Our lovely friends had been in and left some food in the fridge and our neighbour had hung a fresh homemade loaf of bread on the front door. Still, I needed to buy a few odds and ends this morning, so, after breakfast I threw on something not very presentable that I pulled out of my suitcase and went to the two shops in the village. Ten minutes of shopping took me about three quarters of an hour, from all the people I met, the welcome back hugs and kisses I received, the conversations I had comparing Spanish and Irish weather. I felt welcomed home by my adopted village.

And then, the icing on the cake – collecting Lady from her summer villa (with a swimming pool, no less) and taking her home. Now that our scruffy, dusty, hair in her eyes Lady is back, my little home is complete.

Who cares that our two kayaks are still taking up most of the living room and the suitcases are on our bedroom floors? Time enough moving them tomorrow.

83. Dublin Airport…again

Organised mayhem

Here we are, back at Dublin airport again, but this time we are the ones departing. After eleven weeks away, we are going home to Sanlúcar. I am returning with mixed feelings – sad to leave this home, excited to return to that home.

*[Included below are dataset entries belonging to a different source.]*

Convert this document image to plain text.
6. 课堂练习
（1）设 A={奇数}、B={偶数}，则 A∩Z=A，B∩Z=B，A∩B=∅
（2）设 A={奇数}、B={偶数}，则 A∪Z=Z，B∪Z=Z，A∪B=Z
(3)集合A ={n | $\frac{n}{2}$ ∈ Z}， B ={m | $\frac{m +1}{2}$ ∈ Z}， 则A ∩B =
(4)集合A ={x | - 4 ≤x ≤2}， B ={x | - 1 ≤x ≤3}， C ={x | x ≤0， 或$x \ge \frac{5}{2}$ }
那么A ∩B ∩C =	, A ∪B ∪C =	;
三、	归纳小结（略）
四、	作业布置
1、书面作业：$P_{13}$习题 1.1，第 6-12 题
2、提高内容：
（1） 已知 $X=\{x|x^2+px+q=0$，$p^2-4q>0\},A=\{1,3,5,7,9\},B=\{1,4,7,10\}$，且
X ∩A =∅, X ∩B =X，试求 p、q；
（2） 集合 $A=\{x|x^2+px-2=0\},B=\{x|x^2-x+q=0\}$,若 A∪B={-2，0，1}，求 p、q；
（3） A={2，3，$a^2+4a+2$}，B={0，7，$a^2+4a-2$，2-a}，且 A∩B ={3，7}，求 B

This trip to the airport has been preceded by methodical packing over the course of 24 hours. We’re returning with a lot more than we left with – books mostly, and they’re heavy. Irish people, please don’t judge me for the Tetley tea. It’s a compromise and easier to buy in bulk than Irish brands.

Unlike the quiet evening at the airport 12 days ago to pick up my sister, the airport today is crowded, full of hustle and bustle. It seems as if every childless adult in Ireland has decided to go on holidays today, now that the school holidays are over and families are no longer travelling. The crowdedness has made it all a little overwhelming – sensory overload on top of the usual departure sensations regarding baggage weight, and security and so on.

But here we are, and in a few hours we will be home and returning to our own term-time routine.